Correction: It’s a taut cable. His sword won’t cut it. And the tension on the rope is such that he can’t get it unhooked from the stanchion.

 

As he’s squatting there playing with the grappling hook, a greasy hand rises up out of the water and grabs his wrist. Another hand gropes for Hiro’s other hand and grabs the sword instead. Hiro yanks the weapon free, feeling it do damage, and shoves the wakizashi point first into the place between those two hands just as someone is sinking his teeth into Hiro’s crotch. But Hiro’s crotch is protected—the motorcycle outfit has a hard plastic cup—and so this human shark just gets a mouthful of bulletproof fabric. Then his grip loosens, and he falls into the sea. Hiro releases the grappling hook and drops it in with him.

 

Vic fires three rounds in quick succession, and a fireball illuminates one whole side of the ship. For a moment, they can see everything around them for a distance of a hundred yards, and the effect is like turning on your kitchen lights in the middle of the night and finding your countertops aswarm with rats. At least a dozen small boats are around them.

 

“They got Molotov cocktails,” Vic says.

 

The people in the boats can see them, too. Tracers fly around them from several directions. Hiro can see muzzle flashes in at least three places. Fisheye opens up once, twice with Reason, just firing short bursts of a few dozen rounds each, and produces one fireball, this one farther away from the yacht.

 

It’s been at least five seconds since Hiro moved, so he checks this area for grappling hooks again and resumes his circuit around the edge of the yacht. This time it’s clear. The two greaseballs must have been working together.

 

A Molotov cocktail arcs through the sky and impacts on the starboard side of the yacht, where it’s not going to do much damage.
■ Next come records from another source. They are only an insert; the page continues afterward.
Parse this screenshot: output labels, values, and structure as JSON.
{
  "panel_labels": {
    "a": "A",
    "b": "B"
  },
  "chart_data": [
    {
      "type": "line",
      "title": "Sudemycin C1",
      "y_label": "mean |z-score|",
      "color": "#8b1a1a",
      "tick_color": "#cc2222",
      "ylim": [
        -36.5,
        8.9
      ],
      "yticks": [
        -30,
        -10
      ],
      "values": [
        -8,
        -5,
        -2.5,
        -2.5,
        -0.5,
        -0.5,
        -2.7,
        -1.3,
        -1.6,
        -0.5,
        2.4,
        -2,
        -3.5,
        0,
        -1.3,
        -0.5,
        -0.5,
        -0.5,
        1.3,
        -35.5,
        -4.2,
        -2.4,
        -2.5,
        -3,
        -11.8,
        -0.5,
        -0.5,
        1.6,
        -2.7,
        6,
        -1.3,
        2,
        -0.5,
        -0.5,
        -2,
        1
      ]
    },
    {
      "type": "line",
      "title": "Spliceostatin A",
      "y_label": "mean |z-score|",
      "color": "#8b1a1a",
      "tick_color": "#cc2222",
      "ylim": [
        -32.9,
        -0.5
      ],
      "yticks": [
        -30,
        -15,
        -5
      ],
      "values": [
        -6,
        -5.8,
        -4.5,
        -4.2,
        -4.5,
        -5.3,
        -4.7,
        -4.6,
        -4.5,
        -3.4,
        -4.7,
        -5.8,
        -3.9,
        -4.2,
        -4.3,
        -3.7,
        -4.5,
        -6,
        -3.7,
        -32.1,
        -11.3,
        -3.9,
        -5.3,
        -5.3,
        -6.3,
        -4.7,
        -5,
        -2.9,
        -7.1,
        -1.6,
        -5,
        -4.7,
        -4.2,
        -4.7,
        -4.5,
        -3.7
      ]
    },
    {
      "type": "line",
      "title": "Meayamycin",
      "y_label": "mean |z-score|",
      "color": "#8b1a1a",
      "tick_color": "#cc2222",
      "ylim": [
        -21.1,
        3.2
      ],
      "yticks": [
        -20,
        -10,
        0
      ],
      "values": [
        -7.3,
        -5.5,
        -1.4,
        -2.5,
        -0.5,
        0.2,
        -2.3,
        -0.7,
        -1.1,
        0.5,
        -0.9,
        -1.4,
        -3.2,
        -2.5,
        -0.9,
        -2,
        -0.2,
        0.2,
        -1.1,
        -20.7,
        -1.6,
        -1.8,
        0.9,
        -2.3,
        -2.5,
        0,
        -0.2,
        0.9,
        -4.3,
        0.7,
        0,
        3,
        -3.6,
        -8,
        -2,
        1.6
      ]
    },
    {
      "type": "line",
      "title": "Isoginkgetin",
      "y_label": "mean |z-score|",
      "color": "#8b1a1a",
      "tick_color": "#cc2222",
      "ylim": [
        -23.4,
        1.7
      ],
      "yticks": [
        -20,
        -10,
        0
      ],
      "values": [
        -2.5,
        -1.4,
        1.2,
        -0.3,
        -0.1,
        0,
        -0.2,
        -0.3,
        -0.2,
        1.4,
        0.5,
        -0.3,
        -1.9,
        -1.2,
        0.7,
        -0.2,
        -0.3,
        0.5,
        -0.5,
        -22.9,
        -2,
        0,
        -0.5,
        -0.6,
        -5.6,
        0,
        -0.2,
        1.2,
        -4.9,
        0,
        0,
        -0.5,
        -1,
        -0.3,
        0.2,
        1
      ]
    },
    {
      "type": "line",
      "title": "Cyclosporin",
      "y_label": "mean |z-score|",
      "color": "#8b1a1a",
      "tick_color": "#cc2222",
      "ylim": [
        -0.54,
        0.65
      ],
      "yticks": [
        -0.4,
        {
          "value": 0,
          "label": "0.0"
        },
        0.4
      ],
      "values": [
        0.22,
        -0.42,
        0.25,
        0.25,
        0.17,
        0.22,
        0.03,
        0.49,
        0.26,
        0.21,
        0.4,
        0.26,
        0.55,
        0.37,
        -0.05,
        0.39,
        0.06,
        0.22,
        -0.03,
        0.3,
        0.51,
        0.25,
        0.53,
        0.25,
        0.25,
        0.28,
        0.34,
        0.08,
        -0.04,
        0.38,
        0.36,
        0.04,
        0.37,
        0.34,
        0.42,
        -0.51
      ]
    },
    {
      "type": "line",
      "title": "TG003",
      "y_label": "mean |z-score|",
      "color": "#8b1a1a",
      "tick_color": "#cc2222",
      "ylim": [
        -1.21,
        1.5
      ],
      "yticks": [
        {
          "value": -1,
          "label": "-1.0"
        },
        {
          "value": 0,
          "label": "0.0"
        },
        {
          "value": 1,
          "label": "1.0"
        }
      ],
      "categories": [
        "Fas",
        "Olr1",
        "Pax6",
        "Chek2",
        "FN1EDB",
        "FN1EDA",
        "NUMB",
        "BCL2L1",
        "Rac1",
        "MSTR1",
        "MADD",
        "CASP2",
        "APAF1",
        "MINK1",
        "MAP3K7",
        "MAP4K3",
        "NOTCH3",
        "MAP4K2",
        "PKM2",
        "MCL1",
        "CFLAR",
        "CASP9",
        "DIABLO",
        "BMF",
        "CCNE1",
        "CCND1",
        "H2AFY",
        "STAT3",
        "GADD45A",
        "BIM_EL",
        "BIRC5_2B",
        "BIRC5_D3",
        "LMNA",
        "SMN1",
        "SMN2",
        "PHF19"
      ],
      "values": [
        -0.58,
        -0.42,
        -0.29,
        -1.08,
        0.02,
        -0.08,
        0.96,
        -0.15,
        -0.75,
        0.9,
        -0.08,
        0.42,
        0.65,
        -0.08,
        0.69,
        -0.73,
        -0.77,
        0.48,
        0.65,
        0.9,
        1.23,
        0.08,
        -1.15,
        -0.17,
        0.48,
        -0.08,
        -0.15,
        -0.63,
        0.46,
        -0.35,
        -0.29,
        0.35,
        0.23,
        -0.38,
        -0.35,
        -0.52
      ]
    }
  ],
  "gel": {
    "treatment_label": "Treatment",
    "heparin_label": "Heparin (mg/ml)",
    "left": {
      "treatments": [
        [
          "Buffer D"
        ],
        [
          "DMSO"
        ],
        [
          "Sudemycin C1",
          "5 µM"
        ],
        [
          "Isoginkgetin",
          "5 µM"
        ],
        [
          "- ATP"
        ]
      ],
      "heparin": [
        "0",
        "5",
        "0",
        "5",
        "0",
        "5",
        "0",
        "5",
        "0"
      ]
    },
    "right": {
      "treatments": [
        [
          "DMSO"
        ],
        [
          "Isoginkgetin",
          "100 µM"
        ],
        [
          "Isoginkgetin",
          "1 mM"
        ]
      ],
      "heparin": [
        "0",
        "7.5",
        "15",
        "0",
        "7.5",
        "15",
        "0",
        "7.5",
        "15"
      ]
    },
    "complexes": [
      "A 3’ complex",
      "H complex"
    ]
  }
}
Inside would be a lot worse. Fisheye uses Reason to hose down the area from which the Molotov was thrown, but now that the side of the boat is all lit up from the flames, they draw more small-arms fire. In that light, Hiro can see trickles of blood running down from the area where Vic ensconced himself.

 

On the port side, he sees something long and narrow and low in the water, with the torso of a man rising out of it. The man has long hair that falls down around his shoulders, and he’s holding an eight-foot pole in one hand. Just as Hiro sees him, he’s throwing it.

 

The harpoon darts across twenty feet of open water. The million chipped facets of its glass head refract the light and make it look like a meteor. It takes Fisheye in the back, slices easily through the bulletproof fabric he’s wearing under his suit, and comes all the way out the other side of his body. The impact lifts Fisheye into the air and throws him off the boat; he lands face-first in the water, already dead.

 

Mental note: Raven’s weapons do not show up on radar.

 

Hiro looks back in the direction of Raven, but he’s already gone. A couple more greaseballs, side by side, vault over the railing about ten feet forward of Hiro, but for a moment they’re dazzled by the flames. Hiro pulls out his nine, aims it their way, and keeps pulling the trigger until both of them have fallen back into the water. He’s not sure how many rounds are left in the gun now.

 

There’s a coughing, hissing noise, and the flame light gets dim and finally goes out. Eliot nailed it with a fire extinguisher.